Motherhood is never far from Ruth's mind, either. After she serves her two-year term as president of LPA - and possibly one more term after that - she'd like to move on to a new phase in her life. She might go back to school for a master's degree in disability policy. And she'd like to get married, but whether she does or not she plans to adopt a dwarf child.

She leads a full, well-rounded life. Despite her physical ailments and occasional emotional pain - the stares, the rude comments - she says she hasn't wished she were average-size since she was 13 years old. She goes to the movies, she walks her poodle, Bernie ("I meet people I wouldn't have met otherwise. I meet guys, except they're all gay, but hey, I'm meeting guys."), and she goes to Red Sox games with Bill, his wife, Pam Mallory-Ricker, and their young daughter, Louisa.

And she is, wherever she goes, an ambassador for dwarfism. As president of LPA, it's a natural role, but it's one she gets sick of sometimes, too. With a combination of acceptance and resignation, she notes that because her physical differences are so dramatic, it's understandable - if annoying - that people are sometimes overly inquisitive.

Walking amid the lunchtime crowd near Post Office Square, Ricker stands out. While tall folks - who suddenly look much taller than they really are - rush past us, Ricker moves slowly and methodically, hauling herself up and jumping down from curbs and stairs that, for her, are at knee-level. I look for the stares, as I have on other occasions with her. I've never seen any, but I know they must be there. Maybe I have to do what her father used to do, what I'll probably do when my daughter is older: drop back 10 or 15 feet to take in the whole scene, to pick up the whispers, the pointing fingers.

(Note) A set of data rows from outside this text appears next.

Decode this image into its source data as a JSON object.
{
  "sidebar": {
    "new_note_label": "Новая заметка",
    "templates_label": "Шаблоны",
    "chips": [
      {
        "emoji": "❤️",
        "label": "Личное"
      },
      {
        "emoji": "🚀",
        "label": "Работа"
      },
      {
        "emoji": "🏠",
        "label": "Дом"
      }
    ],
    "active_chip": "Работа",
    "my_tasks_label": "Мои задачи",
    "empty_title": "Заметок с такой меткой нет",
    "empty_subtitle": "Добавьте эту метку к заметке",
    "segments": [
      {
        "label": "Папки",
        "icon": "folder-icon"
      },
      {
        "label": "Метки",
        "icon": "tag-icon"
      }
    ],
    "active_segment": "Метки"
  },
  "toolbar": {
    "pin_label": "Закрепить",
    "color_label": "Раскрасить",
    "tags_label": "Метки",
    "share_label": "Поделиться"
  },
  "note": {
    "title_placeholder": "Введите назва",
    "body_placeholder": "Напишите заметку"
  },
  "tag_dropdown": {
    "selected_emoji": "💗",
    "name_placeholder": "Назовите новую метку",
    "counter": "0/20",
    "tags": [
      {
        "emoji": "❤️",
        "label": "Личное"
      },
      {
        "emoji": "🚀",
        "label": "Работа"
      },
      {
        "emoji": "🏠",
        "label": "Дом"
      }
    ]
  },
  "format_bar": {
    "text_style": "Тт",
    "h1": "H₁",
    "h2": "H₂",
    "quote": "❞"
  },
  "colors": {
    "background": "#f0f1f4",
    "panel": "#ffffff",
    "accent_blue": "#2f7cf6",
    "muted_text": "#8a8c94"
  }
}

Whenever I try to talk to her about this, Ricker generally offers a few awkward observations, then changes the subject with a one-liner and a laugh. So when she faxed over an article she'd promised to send me, I was surprised to find attached to it four pages of handwritten reflections. In one section, she expands on a story she'd told me earlier over sandwiches in a downtown cafe. It seems she once got on an elevator at the same time as several women and one or two children "who were looking at me, smiling and talking animatedly in a language other than English.

"When I got off the elevator and went into my office," she writes, "I felt as if I was coming home, where people knew me; it was warm and secure. (Coming back to work wasn't normally such a positive deal.) I was surprised I felt so vulnerable. I know on an intellectual level that cultures other than mainstream America are years behind on acceptance. But emotionally it hurt. I guess it was the feeling of being trapped."

Trapped, and continually on public view, never able to hide in the crowd.

"Once in a while," she says, "there will be somebody who asks personal questions who doesn't know me well enough to ask. I mean, I'll answer them. There's something mystical in some people's minds. We're in fairy tales and stuff like that, you know? We're perceived as being cute.

"My self-acceptance is a lot better than many. My opportunities have been great. If I had grown up in a family that was not at all college-oriented, it would have been a lot more difficult, because that is kind of an equalizer for people.

"I don't perceive the staring. If you and I walked down the street, you'd probably see more of it than I do. And as we started to hang out more together, you'd notice it less.

"I've got a relatively thick skin. And being hard of hearing doesn't hurt."